Sharing some Black History Month creativity

Wall with carnival masks, coloured paper feathers, poems and photographs of chhildren with masks

It’s always great to inspire children to creativity, so we were delighted to hear about the work created by pupils at the three Kingsway Community Trust primary schools in Manchester (Cringlebrook, Green End and Ladybarn) inspired by our Black History Month theme of We Are Carnival! The schools held assemblies which were based on discussions with Linford Sweeney after the first of his Carnival workshops that we hosted. They asked us if we could share some of their work with a wider audience, so here are a selection of photographs and pieces of writing, reproduced by kind permission of Kingsway Community Trust and the parents/guardians of the pupils. We have also linked to the websites for the three schools, which have more pictures and video, including a carnival themed poem from Mr Nelson at Green End, who in addition to being a teacher is also a poet and DJ under the name of Chris Jam!

From the websites:

The theme for BHM this year was Manchester’s Caribbean Carnival due to its 50th anniversary.

In  our Black History Month assembly, children heard about the history of the carnival from the times of slavery and colonialism on the Island of Trinidad and interestingly found out  how Steel Pans were invented. Classes undertook carnival themed activities such as poems, posters and designing head dresses. Amazingly, some children also worked on these themselves at home!

Manchester Libraries will be featuring our work online.

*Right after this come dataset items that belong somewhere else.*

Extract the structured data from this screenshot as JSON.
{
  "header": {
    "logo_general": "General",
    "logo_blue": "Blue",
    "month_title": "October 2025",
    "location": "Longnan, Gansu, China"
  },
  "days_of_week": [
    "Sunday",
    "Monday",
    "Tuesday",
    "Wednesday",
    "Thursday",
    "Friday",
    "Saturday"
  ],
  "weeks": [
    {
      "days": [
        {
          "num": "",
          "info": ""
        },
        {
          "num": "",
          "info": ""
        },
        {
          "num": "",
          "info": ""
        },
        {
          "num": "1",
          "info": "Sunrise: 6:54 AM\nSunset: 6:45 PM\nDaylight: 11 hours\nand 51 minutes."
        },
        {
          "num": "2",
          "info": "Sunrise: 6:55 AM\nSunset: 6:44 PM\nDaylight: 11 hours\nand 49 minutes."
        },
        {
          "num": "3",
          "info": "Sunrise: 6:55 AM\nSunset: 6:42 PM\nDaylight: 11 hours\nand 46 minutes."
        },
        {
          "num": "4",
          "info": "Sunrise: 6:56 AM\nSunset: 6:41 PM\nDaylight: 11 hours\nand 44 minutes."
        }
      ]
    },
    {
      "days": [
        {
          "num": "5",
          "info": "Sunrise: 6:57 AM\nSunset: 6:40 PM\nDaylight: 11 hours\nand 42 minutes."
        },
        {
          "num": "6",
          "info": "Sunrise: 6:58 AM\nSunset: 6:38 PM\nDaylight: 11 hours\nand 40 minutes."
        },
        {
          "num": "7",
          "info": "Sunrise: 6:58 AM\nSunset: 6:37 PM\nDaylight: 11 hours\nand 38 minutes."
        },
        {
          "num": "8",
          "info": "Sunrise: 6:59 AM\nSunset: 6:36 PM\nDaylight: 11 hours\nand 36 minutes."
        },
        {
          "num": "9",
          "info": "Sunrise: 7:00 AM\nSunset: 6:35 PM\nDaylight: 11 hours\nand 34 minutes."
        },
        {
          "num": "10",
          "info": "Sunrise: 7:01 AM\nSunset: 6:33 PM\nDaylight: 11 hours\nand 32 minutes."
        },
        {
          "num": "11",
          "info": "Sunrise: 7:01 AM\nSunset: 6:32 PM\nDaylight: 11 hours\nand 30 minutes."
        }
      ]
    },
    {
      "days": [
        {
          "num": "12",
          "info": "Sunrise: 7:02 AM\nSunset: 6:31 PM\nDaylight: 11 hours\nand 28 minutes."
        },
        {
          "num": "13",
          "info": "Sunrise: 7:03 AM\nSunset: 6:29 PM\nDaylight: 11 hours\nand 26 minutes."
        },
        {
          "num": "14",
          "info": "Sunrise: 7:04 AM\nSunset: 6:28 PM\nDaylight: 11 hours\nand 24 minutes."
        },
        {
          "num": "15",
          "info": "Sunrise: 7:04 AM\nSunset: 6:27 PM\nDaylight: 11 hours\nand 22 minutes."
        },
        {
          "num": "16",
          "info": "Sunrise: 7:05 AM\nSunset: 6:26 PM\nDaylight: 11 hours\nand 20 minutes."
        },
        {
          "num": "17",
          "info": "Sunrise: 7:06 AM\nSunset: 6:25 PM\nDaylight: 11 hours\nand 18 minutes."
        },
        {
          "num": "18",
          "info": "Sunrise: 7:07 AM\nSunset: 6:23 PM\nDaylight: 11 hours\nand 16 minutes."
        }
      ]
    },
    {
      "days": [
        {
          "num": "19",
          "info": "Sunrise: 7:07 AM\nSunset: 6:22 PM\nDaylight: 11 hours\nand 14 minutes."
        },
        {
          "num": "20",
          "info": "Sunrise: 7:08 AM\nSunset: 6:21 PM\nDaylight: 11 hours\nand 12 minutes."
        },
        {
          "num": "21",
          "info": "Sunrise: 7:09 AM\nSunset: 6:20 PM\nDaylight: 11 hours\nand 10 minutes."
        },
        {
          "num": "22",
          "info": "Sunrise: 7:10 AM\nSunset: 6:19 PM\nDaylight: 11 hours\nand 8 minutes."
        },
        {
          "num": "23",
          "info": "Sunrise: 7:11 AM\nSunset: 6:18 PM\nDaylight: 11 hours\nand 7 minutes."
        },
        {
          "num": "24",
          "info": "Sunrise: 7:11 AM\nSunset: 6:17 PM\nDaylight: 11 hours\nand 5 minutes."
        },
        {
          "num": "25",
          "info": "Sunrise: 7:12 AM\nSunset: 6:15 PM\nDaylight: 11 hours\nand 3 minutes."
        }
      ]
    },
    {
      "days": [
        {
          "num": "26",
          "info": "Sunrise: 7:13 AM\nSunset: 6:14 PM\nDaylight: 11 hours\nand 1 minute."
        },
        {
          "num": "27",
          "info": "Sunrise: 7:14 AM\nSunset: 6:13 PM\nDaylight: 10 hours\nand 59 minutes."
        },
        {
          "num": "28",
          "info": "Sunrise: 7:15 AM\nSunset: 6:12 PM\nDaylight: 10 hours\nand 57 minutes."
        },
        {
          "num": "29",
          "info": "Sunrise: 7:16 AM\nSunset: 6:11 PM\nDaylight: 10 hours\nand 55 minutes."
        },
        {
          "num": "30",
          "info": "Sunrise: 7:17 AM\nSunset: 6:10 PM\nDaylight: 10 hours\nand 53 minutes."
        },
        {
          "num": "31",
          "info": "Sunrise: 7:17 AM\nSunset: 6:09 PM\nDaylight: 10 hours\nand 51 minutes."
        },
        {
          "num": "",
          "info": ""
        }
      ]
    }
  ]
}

In addition, Legacy FM radio will be sharing the poems on  their show! As well as carnival related poems, some Year 5 children who were working on Benjamin Zephaniah and Malala Yousafzai in English, wrote poems about them to celebrate BHM further. Currently, Year 6 children are writing their own versions of Maya Angelou’s  ‘Caged Bird’  –  some of which will also feature on the radio.

Some of the Carnival activity from Green End – find more at

Caribbean Carnivals

Dancing, fluttering

The British come and take it

away, depression,

anger filled with rage, the

Caribbean comes and finds

 a new  way

Sadness, anger flushed away

Jamaica’s neighbours

come to the parade

Laughter, chuckles through

out the way, nobody can

bother them.


The steel pans

Such an audacious way

you can come

and play with them

The 70S

Such wonderful years

Manchester’s diverse

And Caribbean parades are here

Everyone comes here and

enjoys the beautiful Caribbean


By Hamza

The Caribbean Carnival

Music and pop, crackles and sound, all

Taken from where it was found

The British came in and made one sin

Though that’s not where it starts

Years and years ago, when mercy didn’t flow

The British came and took the throne

Sadness and rage became one stage

People’s hearts were bound to blow

Music was banned

And people’s hearts couldn’t stand

For what was right for what was taken from them

The sounds of rage filled one page

The chapter’s message was not engraved

For those who were used as a slave to the fighters

Who were brave to the fighters in the grave

The music of drums was meant to say I want to play

But the steel pan is now in its space bringing melodies to all who listen to it

By Amarachi

Here’s some of the activity from Cringlebrook – you can find more here:

And here’s some of the work from Ladybarn – see more at

Thank you to all concerned for showing us some of the ways in which learning about Carnival has inspired you!